Don’t get me wrong; reorganization bankruptcy indeed sounds like the best course for the car companies. The president made a nicely concise case for it: “I want everybody to be clear about this,” Obama said. “I know that when people hear the word ‘bankruptcy,’ it can be unsettling. So let me explain exactly what I mean.
“What I’m talking about is using our existing legal structure as a tool that, with the backing of the U.S. government, can make it easier for General Motors and Chrysler to quickly clear away old debts that are weighing them down so that they can get back on their feet and onto a path to success, a tool that we can use even as workers stay on the job building cars that are being sold.”
This makes sense. Substitute “Citigroup and AIG” for “General Motors and Chrysler” and it makes even more sense. What the president has prescribed for the symbolic pillars of the old, manufacturing-driven U.S. order is precisely what economists from Nouriel Roubini and Paul Krugman to Joseph Stiglitz and V.V. Chari have called for in the financial realm under the headings of nationalization or bankruptcy reorganization. Take the pain now; toss out the discredited management regime; get the bad debt off the books; and get on with the future.
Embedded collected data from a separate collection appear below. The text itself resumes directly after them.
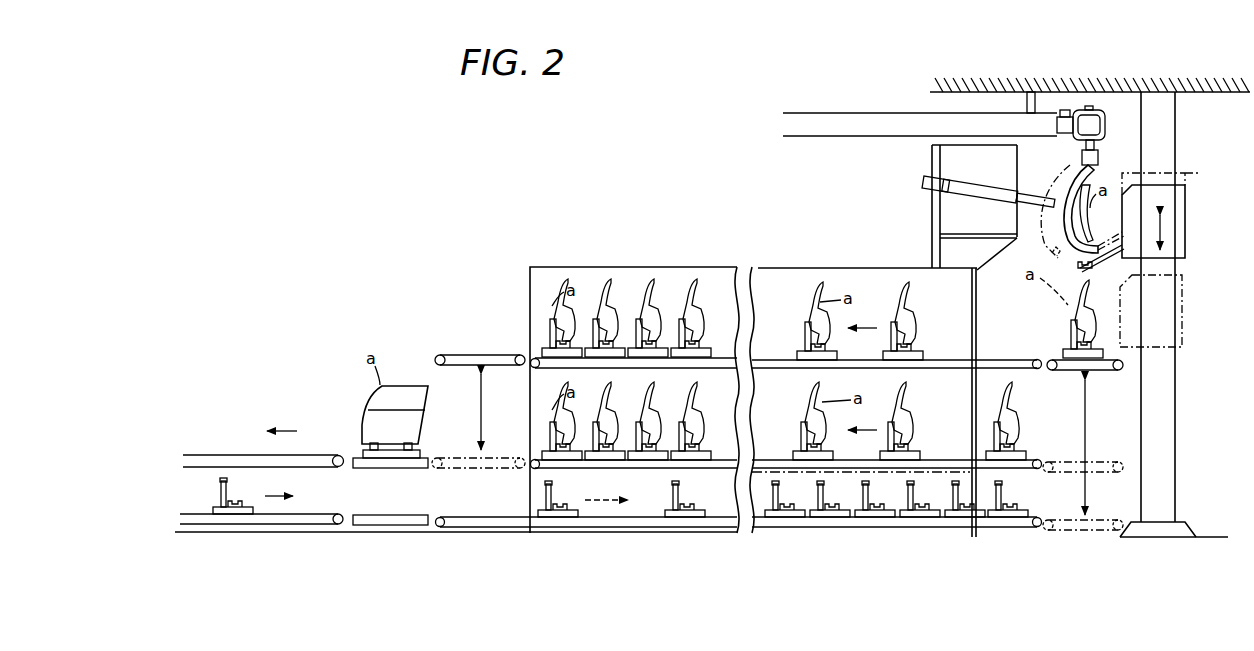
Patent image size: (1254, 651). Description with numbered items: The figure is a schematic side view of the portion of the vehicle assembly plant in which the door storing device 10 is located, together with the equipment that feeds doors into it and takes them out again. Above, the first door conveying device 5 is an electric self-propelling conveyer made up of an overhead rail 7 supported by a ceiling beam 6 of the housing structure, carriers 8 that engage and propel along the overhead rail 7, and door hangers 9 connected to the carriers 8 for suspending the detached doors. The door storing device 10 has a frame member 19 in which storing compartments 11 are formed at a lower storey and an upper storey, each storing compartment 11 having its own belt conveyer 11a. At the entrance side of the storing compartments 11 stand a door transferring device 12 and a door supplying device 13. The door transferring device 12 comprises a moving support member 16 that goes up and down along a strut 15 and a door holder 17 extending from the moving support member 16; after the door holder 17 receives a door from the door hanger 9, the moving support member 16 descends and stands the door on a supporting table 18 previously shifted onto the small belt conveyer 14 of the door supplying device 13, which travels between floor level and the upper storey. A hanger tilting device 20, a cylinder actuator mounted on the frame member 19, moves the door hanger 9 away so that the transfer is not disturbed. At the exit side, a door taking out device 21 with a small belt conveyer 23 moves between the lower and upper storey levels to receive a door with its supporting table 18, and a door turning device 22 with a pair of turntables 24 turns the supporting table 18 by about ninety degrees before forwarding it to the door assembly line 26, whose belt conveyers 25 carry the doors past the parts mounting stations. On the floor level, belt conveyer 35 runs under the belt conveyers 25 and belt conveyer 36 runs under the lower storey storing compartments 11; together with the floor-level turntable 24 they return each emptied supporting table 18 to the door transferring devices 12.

The first door conveying device 5 is at (1058, 100).
The ceiling beam 6 is at (1200, 93).
The overhead rail 7 is at (867, 112).
The carrier 8 is at (1106, 118).
The door hanger 9 is at (1062, 186).
The door storing device 10 is at (658, 260).
The storing compartment 11 is at (940, 385).
The belt conveyer 11a is at (930, 362).
The door transferring device 12 is at (1188, 268).
The door supplying device 13 is at (1128, 385).
The small belt conveyer 14 is at (1075, 373).
The strut 15 is at (1178, 148).
The moving support member 16 is at (1186, 198).
The door holder 17 is at (1101, 274).
The supporting table 18 is at (548, 336).
The frame member 19 is at (798, 267).
The hanger tilting device 20 is at (922, 187).
The door taking out device 21 is at (440, 356).
The door turning device 22 is at (350, 447).
The small belt conveyer 23 is at (462, 352).
The turntable 24 is at (420, 466).
The belt conveyer 25 is at (232, 455).
The door assembly line 26 is at (196, 449).
The belt conveyer 35 is at (274, 526).
The belt conveyer 36 is at (637, 532).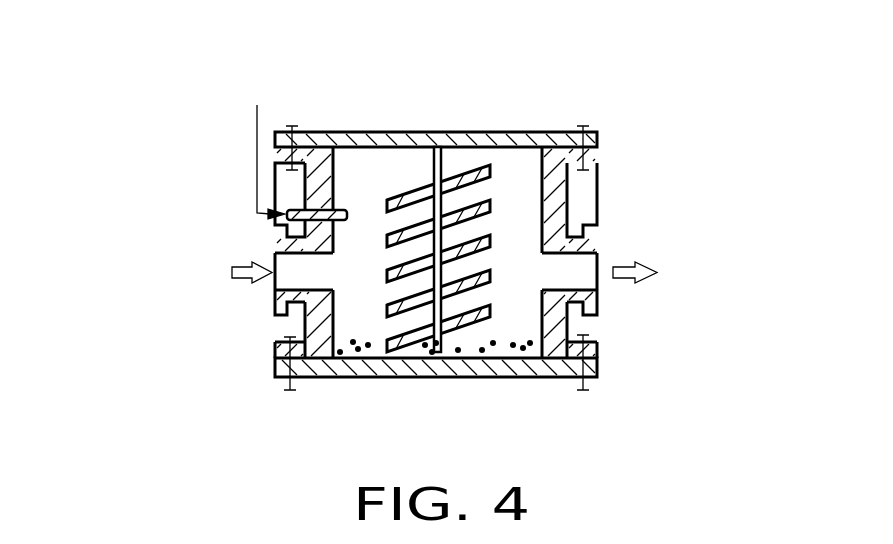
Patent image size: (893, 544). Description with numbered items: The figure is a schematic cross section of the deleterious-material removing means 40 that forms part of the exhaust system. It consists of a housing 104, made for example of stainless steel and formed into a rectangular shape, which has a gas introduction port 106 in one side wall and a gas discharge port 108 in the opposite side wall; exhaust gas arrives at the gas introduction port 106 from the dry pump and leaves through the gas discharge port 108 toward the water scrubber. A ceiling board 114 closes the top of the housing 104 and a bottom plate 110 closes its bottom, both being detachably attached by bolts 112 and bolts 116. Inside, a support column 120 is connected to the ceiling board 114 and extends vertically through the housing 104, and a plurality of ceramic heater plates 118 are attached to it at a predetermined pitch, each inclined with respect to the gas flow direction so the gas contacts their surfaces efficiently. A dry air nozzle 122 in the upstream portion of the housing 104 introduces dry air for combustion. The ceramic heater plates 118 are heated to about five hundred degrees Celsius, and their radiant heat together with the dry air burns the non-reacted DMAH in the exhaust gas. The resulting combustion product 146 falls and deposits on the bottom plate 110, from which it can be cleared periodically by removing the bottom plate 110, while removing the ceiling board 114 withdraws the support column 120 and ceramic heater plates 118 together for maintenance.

The deleterious-material removing means 40 is at (571, 42).
The housing 104 is at (567, 204).
The gas introduction port 106 is at (273, 280).
The gas discharge port 108 is at (580, 278).
The bottom plate 110 is at (437, 367).
The bolts 112 is at (283, 397).
The ceiling board 114 is at (480, 140).
The bolts 116 is at (587, 126).
The ceramic heater plates 118 is at (472, 340).
The support column 120 is at (433, 173).
The dry air nozzle 122 is at (285, 214).
The combustion product 146 is at (342, 358).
I’m sure there are those eternal optimists who would like to believe that pushing the automakers into Chapter 11 is a precursor to the more delicate problem of doing the same with financial companies. Didn’t Geithner propose just last week to give the feds authority to take over non-bank financial institutions? The trouble with this outlook–wish, really–is that this administration has already spent too much money and too much political capital denying the reality of the situation to change course now. If and when they are finally forced to go there, it will be a matter of last resort and likely far too late.